We’ve been taking potshots at ISIS targets, ostensibly to bring relief materials to the Yezidis trapped on mountaintop in northern Iraq. The potshots, though, are having a different effect.
Islamic militant forces in northern Iraq appear to be shifting tactics….
[U]ntil now [ISIS] was behaving like a well-organized army, moving with strategic intent and pursuing military objectives. Now, officials are seeing at least a partial shift to classic insurgency tactics, as militants begin to blend in among the population, making targeting more difficult.
“One of the things that we have seen…is that where [ISIS] have been in the open, they are now starting to dissipate and to hide amongst the people,” LtGen William Mayville Jr, Director of Operations for the Joint Chiefs of Staff, said. “The targeting in this is going to become more difficult.”
This, of course, is the result of having ignored the lessons of Viet Nam, specifically the failure of gradual escalation, which leaves the enemy room and time in which to adapt and respond. It also continues to underestimate ISIS: they’re maintaining their strategic intent and military objectives they’ve always had; they’re only changing tactics—just like in Vietnam.
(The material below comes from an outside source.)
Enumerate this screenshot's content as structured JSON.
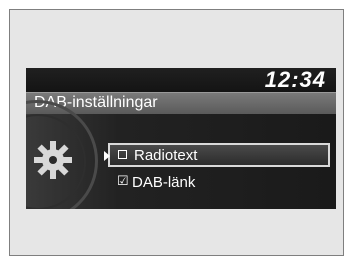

These initial air “attacks” should have been massive and sustained, destroying the terrorists’ formations over a broad swath and while they were still in the open, still concentrated, and still easy targets. Moreover, such a heavy, sustained campaign would have made the Kurds’ Peshmerga’s task easier.
“[M]ilitants can be hard to discern from civilians,” said Michael Rubin, a fellow at the American Enterprise Institute.
“Are you going to risk having someone come on to a helicopter or into a crowd that’s actually a suicide bomber?”
This is the situation into which Obama’s…tactic…has placed the Peshmerga—and us.
[I]n order for the airstrikes to be effective at this stage, US ground forces would be needed to permanently push the group formerly known as ISIS back—something that has been ruled out by Obama administration officials.
This is not the case, and it’s a surprising misunderstanding by Jennifer Griffin, the author of the above linked article. Ground forces—the Peshmerga—already are in place; US ground forces aren’t needed, and the Kurds aren’t asking for them. All the Peshmerga need are those weapons and ammunition that have been “promised”—an Obama-style commitment—and that still are being withheld.
This business of gradual escalation—or of a too light response—is a lesson writ large from our gradual escalation failure in Vietnam. This is a lesson of which the present administration is fully aware and is studiously is ignoring, since to acknowledge the prior failure would be to acknowledge the failure of the present administration’s disdain for US military power in any place in the world.
There is no military solution? Tell that to tomorrow’s historians studying how the extermination of the Yezidis came about. Tell that to the daughters of the surviving Kurds, living—sort of—as ISIS sex slaves. That will be, after all, the outcome of the current decision to ignore that lesson and to allow, thereby, ISIS to continue its…advance.
Or we don’t escalate at all, we stay with the pin pricks, we don’t try to get ahead of the terrorists’ evolving tactics, and we meekly accept defeat.